Alas, humans are humans. And one of the many dumb things we do as a species is to simplify incredibly complex, life-and-death situations and strategies into black and white labels such as "doves and hawks." 

I do not know how much of a threat ISIS is to US national security (although I suspect not much.) I can't even begin to guess what will be the long-term impact of ISIS on international relations whether the US becomes heavily involved in the fight against the Islamic state or not. I read conflicting opinions on people who actually spend their careers studying these issues, and if they can't agree, how can I hope to know better? Had I been asked most of the questions on the Pew and CNN polls, I would like to think I would be honest with both the pollster and myself and answer "I don't know." I wish more Americans were enlightened enough to realize how often we express strong opinions on matter of which we know little, and yet which will have serious consequences on the lives of thousands, or millions of our brothers and sisters. 

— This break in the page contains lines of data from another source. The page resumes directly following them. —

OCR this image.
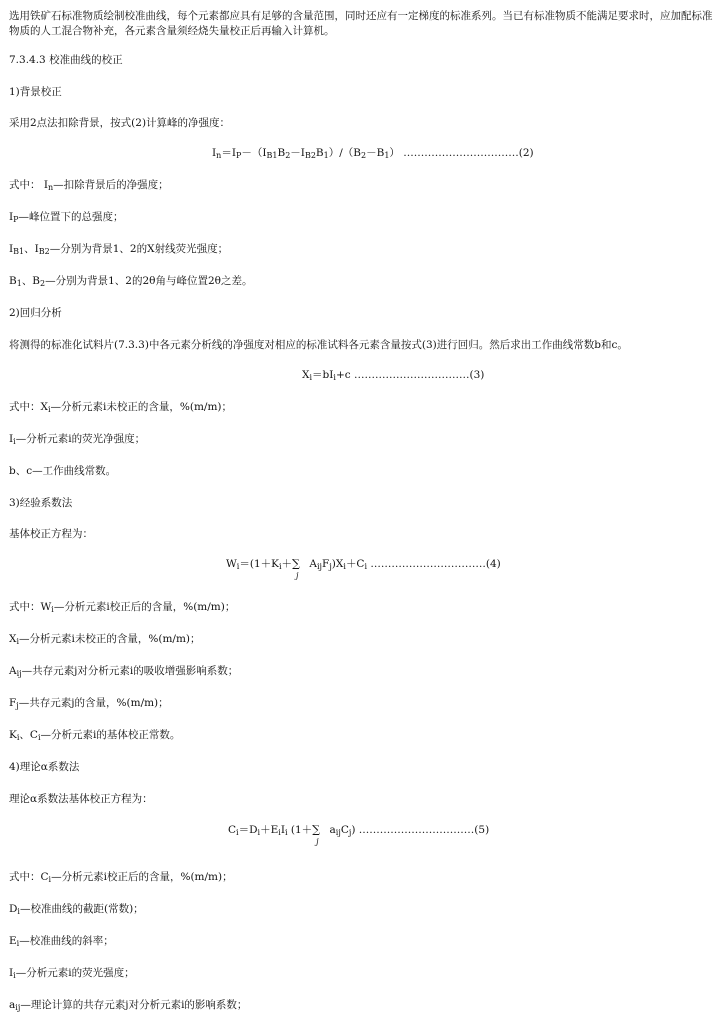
选用铁矿石标准物质绘制校准曲线，每个元素都应具有足够的含量范围，同时还应有一定梯度的标准系列。当已有标准物质不能满足要求时，应加配标准物质的人工混合物补充，各元素含量须经烧失量校正后再输入计算机。
7.3.4.3 校准曲线的校正
1)背景校正
采用2点法扣除背景，按式(2)计算峰的净强度：
$I_n=I_P-(I_{B1}B_2-I_{B2}B_1)/(B_2-B_1)$ ……………………………(2)
式中： $I_n—$扣除背景后的净强度；
$I_P—$峰位置下的总强度；
$I_{B1}$、$I_{B2}—$分别为背景1、2的X射线荧光强度；
$B_1$、$B_2—$分别为背景1、2的2θ角与峰位置2θ之差。
2)回归分析
将测得的标准化试料片(7.3.3)中各元素分析线的净强度对相应的标准试料各元素含量按式(3)进行回归。然后求出工作曲线常数b和c。
$X_i=bI_i+c$ ……………………………(3)
式中：$X_i—$分析元素i未校正的含量，%(m/m)；
$I_i—$分析元素i的荧光净强度；
b、c—工作曲线常数。
3)经验系数法
基体校正方程为：
$W_i=(1+K_i+\sum$
j
$A_{ij}F_j)X_i+C_i$ ……………………………(4)
式中：$W_i—$分析元素i校正后的含量，%(m/m)；
$X_i—$分析元素i未校正的含量，%(m/m)；
$A_{ij}—$共存元素j对分析元素i的吸收增强影响系数；
$F_j—$共存元素j的含量，%(m/m)；
$K_i$、$C_i—$分析元素i的基体校正常数。
4)理论α系数法
理论α系数法基体校正方程为：
$C_i=D_i+E_iI_i$ (1＋∑
j
$a_{ij}C_j$) ……………………………(5)
式中：$C_i—$分析元素i校正后的含量，%(m/m)；
$D_i—$校准曲线的截距(常数)；
$E_i—$校准曲线的斜率；
$I_i—$分析元素i的荧光强度；
$a_{ij}—$理论计算的共存元素j对分析元素i的影响系数；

What I do know is that any military intervention, even if the net result is less long-term suffering and greater security, causes death, destruction, pain, grief, and lingering animosity. Nobody should have a glint in their eye, a smile on their face, or feel "gratified" in a smug way when he or she speaks of bombing "the enemy". It should always be regarded as a gravely serious and risky undertaking that if we do, we do only because we are convinced we must. 

Look to the hawk. 

1 comment:

  1. "It should always be regarded as a gravely serious and risky undertaking that if we do, we do only because we are convinced we must."

    It really bothers me when politicians do this. My father and husband are both veterans--my father of the Iraqi conflict, my husband of the Afghani. Neither of them look at the prospect of another war with glee. If anything, they are heartbroken at the lives that will be lost and the damage that will be done. Because war is a terrible, terrible thing, one that should be avoided whenever possible and never celebrated.

    Our soldiers and service members know this. How do our politicians miss it?